盛りだくさんの内容の割には、テンポよく読み進むことができました。医療ものの場合、どうしてもある程度の基礎知識と言うか、専門用語と言うか、社会的背景と言うか、が必要となってしまう。これをまともに解説し出すと、単なる解説本になり、かといって省くと多分普通の読者には理解のしようがない。。。ここらのバランスは難しいが、本書はその点は成功していると思います。
とは言え、医療だけではなく、酪農、畜産業、製薬業界と、これまた十二分に専門性の高い業界の話をからませるので、やはりそのつどうまい説明(というか挿入)も若干話の流れを悪くするところがでてしまう。それでもトータル、非常に読みやすい、いい流れの作品に仕上がったと思います。
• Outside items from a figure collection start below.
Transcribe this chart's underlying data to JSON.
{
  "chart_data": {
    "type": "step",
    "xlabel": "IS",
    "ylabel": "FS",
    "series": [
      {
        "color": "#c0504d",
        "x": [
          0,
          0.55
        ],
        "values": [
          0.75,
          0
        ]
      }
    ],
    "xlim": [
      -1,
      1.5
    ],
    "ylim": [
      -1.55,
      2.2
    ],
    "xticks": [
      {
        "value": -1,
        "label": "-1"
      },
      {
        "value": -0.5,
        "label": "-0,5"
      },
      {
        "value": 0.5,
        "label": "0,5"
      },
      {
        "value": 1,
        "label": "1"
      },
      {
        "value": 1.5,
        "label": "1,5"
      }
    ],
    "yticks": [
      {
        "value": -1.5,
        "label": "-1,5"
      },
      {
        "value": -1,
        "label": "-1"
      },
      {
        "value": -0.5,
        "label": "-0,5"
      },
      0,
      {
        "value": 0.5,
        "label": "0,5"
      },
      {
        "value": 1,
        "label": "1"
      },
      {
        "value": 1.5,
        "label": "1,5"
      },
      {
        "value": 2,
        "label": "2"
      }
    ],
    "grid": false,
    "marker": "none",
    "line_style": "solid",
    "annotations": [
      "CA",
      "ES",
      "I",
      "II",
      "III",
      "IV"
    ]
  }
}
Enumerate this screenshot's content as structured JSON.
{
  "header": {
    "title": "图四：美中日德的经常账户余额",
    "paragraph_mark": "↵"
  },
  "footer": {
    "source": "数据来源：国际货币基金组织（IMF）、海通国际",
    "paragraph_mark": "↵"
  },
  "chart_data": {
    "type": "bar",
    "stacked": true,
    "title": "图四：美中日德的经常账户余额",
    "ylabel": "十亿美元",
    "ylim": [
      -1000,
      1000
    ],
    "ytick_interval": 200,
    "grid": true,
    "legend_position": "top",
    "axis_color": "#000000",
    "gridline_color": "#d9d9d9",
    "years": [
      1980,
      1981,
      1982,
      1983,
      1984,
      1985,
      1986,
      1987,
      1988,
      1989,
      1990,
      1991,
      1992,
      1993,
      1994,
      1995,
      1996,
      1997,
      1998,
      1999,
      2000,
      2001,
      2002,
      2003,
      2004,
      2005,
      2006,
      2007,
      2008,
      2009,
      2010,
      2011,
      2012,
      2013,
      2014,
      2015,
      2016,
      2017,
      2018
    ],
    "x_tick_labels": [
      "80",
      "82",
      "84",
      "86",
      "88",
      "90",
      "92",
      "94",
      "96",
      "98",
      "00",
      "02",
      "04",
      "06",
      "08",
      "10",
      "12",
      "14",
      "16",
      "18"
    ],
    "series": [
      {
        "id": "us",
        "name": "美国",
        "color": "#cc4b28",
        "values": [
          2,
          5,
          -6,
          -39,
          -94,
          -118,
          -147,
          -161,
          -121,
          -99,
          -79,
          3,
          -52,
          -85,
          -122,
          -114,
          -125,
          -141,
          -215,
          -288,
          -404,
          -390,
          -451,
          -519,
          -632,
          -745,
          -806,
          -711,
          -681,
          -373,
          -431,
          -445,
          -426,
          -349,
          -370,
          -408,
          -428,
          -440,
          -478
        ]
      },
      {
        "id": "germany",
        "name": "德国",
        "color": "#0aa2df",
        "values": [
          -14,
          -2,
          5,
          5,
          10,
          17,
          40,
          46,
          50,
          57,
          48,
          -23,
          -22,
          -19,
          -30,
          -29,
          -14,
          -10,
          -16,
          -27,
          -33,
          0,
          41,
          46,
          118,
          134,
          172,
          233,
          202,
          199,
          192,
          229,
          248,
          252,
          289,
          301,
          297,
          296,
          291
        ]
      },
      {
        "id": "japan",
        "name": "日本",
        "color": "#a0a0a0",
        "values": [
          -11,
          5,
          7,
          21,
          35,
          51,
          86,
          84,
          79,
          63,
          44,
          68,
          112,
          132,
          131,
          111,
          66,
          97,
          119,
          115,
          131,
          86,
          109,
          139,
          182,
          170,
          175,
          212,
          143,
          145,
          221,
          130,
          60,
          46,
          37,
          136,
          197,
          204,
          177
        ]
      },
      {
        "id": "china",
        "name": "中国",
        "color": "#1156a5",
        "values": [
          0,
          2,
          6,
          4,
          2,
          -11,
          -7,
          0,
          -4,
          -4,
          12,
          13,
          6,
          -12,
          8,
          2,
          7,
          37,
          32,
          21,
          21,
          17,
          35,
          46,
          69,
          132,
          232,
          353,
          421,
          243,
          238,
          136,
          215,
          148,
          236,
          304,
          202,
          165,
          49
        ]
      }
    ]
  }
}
人物の書き込みに行くのか、サスペンス・謎解きに行くのか。。。このあたりが、これら特殊な業界の話の解きほぐしで、若干息が切れたようです。
親子愛、謎解き、ともに書き込み不足の感は否めません。
ただ、謎解きの方と言うか、ある種の犯罪の実行に関しては、この手は知らなかったなぁ、とけっこう面白かった(途中から、あれ、この人がと思えてはきますが)。読後感のよさもうれしいものです。
もう少しこなれてきて、十分に贅肉をそぎ落とすようになると、更にテンポよく、重厚な作品をうむのではないでしょうか。
今後に期待して、楽しみにしたいと思います。